Canons’ target market can be categorized into two major groups. These groups will take into consideration the age, gender, income level, and education of its customers. The two segments are those who buy camera for personal and family use, while the other segment is for professional and armature use in art. A secondary consumer is a student in college of any race and gender. An average student has a social media account, which largely involves sharing of pictures in their daily livelihood. Since Canon has a wide range of camera prices, there is one that fits a college student. As Canon develops cheap cameras, its target market will be the middle class, which entails individuals between thirty and forty years of age. Nevertheless, the target markets for Canon have been noted to be Similar to those for Nikon (“Canon CR6–45NMf Retinal Camera Adds Digital and Fluorescein Capabilities”, 1999). These are the parents who want to keep records of their children’s lives. Evidently, this has become a trend for most parents, to keep record of their children’s childhood life for later references.

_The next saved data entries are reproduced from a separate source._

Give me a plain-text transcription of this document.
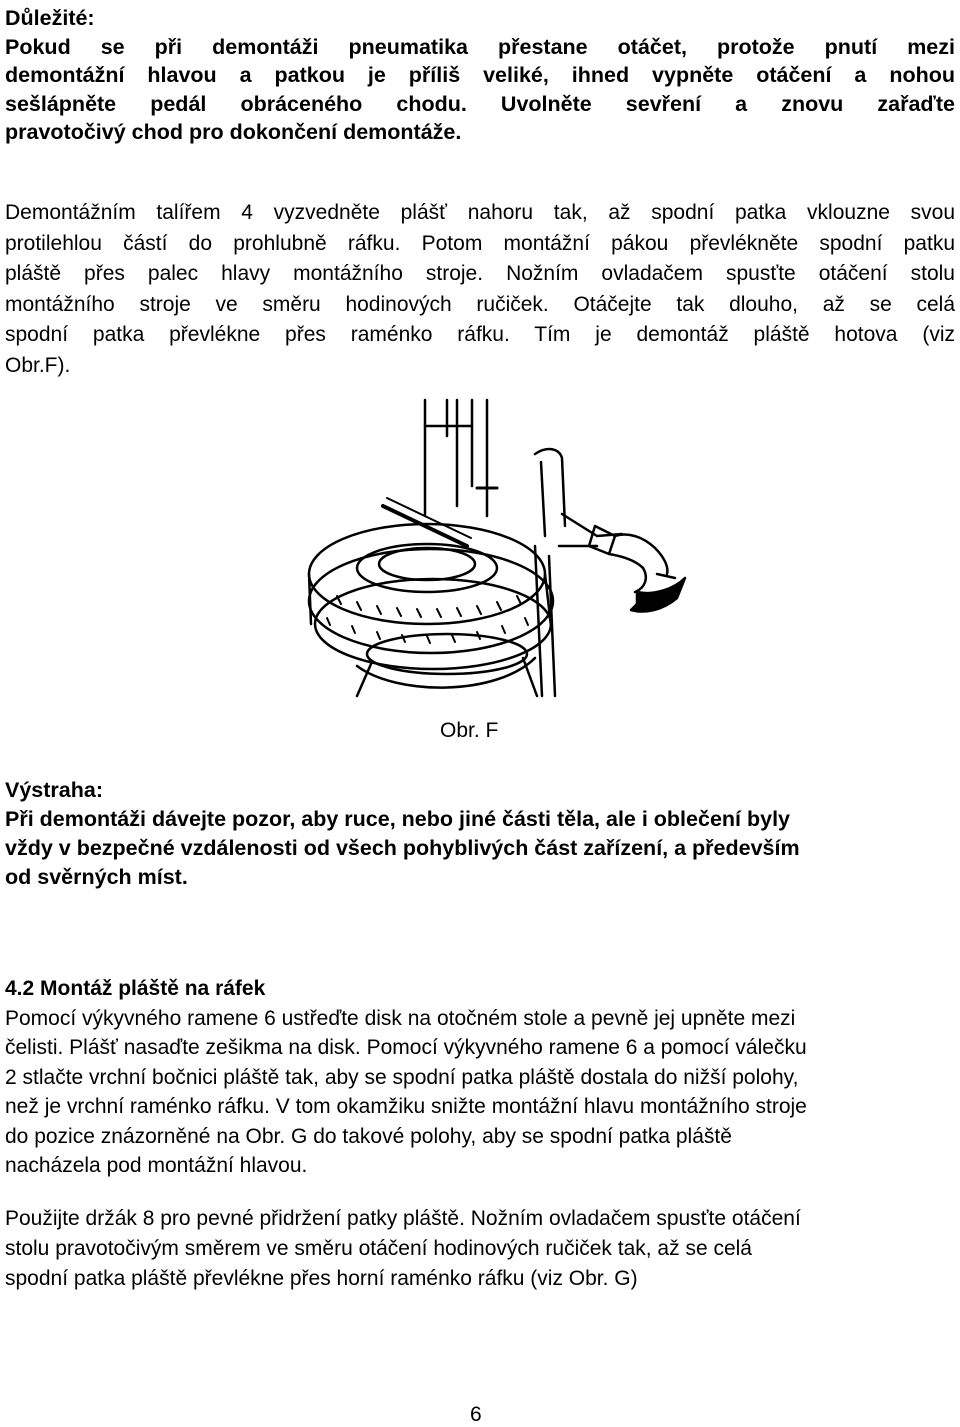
Důležité:
Pokud se při demontáži pneumatika přestane otáčet, protože pnutí mezi
demontážní hlavou a patkou je příliš veliké, ihned vypněte otáčení a nohou
sešlápněte pedál obráceného chodu. Uvolněte sevření a znovu zařaďte
pravotočivý chod pro dokončení demontáže.
Demontážním talířem 4 vyzvedněte plášť nahoru tak, až spodní patka vklouzne svou
protilehlou částí do prohlubně ráfku. Potom montážní pákou převlékněte spodní patku
pláště přes palec hlavy montážního stroje. Nožním ovladačem spusťte otáčení stolu
montážního stroje ve směru hodinových ručiček. Otáčejte tak dlouho, až se celá
spodní patka převlékne přes raménko ráfku. Tím je demontáž pláště hotova (viz
Obr.F).
Obr. F
Výstraha:
Při demontáži dávejte pozor, aby ruce, nebo jiné části těla, ale i oblečení byly
vždy v bezpečné vzdálenosti od všech pohyblivých část zařízení, a především
od svěrných míst.
4.2 Montáž pláště na ráfek
Pomocí výkyvného ramene 6 ustřeďte disk na otočném stole a pevně jej upněte mezi
čelisti. Plášť nasaďte zešikma na disk. Pomocí výkyvného ramene 6 a pomocí válečku
2 stlačte vrchní bočnici pláště tak, aby se spodní patka pláště dostala do nižší polohy,
než je vrchní raménko ráfku. V tom okamžiku snižte montážní hlavu montážního stroje
do pozice znázorněné na Obr. G do takové polohy, aby se spodní patka pláště
nacházela pod montážní hlavou.
Použijte držák 8 pro pevné přidržení patky pláště. Nožním ovladačem spusťte otáčení
stolu pravotočivým směrem ve směru otáčení hodinových ručiček tak, až se celá
spodní patka pláště převlékne přes horní raménko ráfku (viz Obr. G)
6
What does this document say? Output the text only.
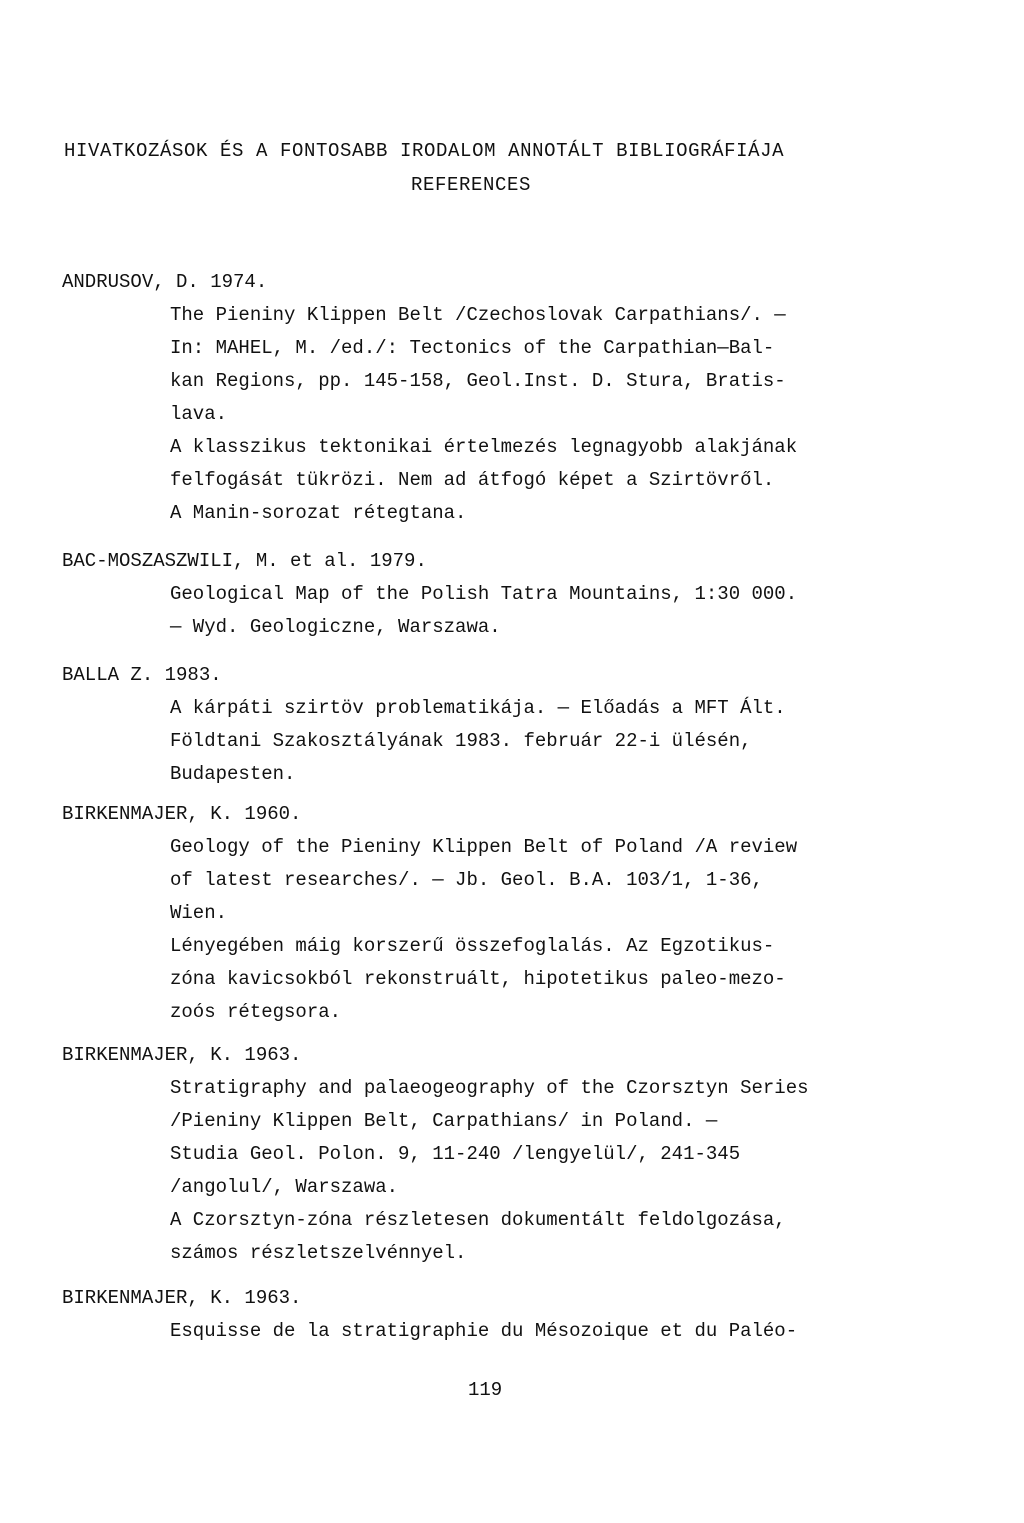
HIVATKOZÁSOK ÉS A FONTOSABB IRODALOM ANNOTÁLT BIBLIOGRÁFIÁJA
REFERENCES
ANDRUSOV, D. 1974.
The Pieniny Klippen Belt /Czechoslovak Carpathians/. —
In: MAHEL, M. /ed./: Tectonics of the Carpathian—Bal-
kan Regions, pp. 145-158, Geol.Inst. D. Stura, Bratis-
lava.
A klasszikus tektonikai értelmezés legnagyobb alakjának
felfogását tükrözi. Nem ad átfogó képet a Szirtövről.
A Manin-sorozat rétegtana.
BAC-MOSZASZWILI, M. et al. 1979.
Geological Map of the Polish Tatra Mountains, 1:30 000.
— Wyd. Geologiczne, Warszawa.
BALLA Z. 1983.
A kárpáti szirtöv problematikája. — Előadás a MFT Ált.
Földtani Szakosztályának 1983. február 22-i ülésén,
Budapesten.
BIRKENMAJER, K. 1960.
Geology of the Pieniny Klippen Belt of Poland /A review
of latest researches/. — Jb. Geol. B.A. 103/1, 1-36,
Wien.
Lényegében máig korszerű összefoglalás. Az Egzotikus-
zóna kavicsokból rekonstruált, hipotetikus paleo-mezo-
zoós rétegsora.
BIRKENMAJER, K. 1963.
Stratigraphy and palaeogeography of the Czorsztyn Series
/Pieniny Klippen Belt, Carpathians/ in Poland. —
Studia Geol. Polon. 9, 11-240 /lengyelül/, 241-345
/angolul/, Warszawa.
A Czorsztyn-zóna részletesen dokumentált feldolgozása,
számos részletszelvénnyel.
BIRKENMAJER, K. 1963.
Esquisse de la stratigraphie du Mésozoique et du Paléo-
119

The marketing strategies for Canon include the establishment of a new production system to achieve a cost of sales ratio of forty five percent and expansion of new business (“Canon CR6–45NMf Retinal Camera Adds Digital and Fluorescein Capabilities”, 1999. Additional marketing strategies include creating future businesses, restructuring network in global sales, and enhancing proper R&D capabilities by opening new innovations worldwide (“Canon CR6–45NMf Retinal Camera Adds Digital and Fluorescein Capabilities”, 1999).This is meant to make sure that the three regional headquarters management system is competed, thus capturing the worlds dynamism and re-instillation of the Canon spirit.
Nikon, on the hand, has contrasting strategies for its products. It has set an e-business strategy via the website based in USA, Europe, and Japan. This website will provide a platform for users, which will take place seven days a week. Nikon will also provide a wide range of information about its products on this website. Using the marketing mix, the 4Ps will be the product, pricing, place, and promotion. Consumers will access information about the specifications of the camera online, unlike previously when they obtained it from shops. Each product will be categorized with the aim of satisfying the market segment demands. Nikon will make prices more competitive for new cameras, as it will not incur costs of storage. Under the place, the main area of making purchases will be through the internet. Nikon will make sure that once a product has been bought, it will reach the customer in the least time possible. The promotion strategy will include banner and web promotions. All these are provided in detail on the Nikon website.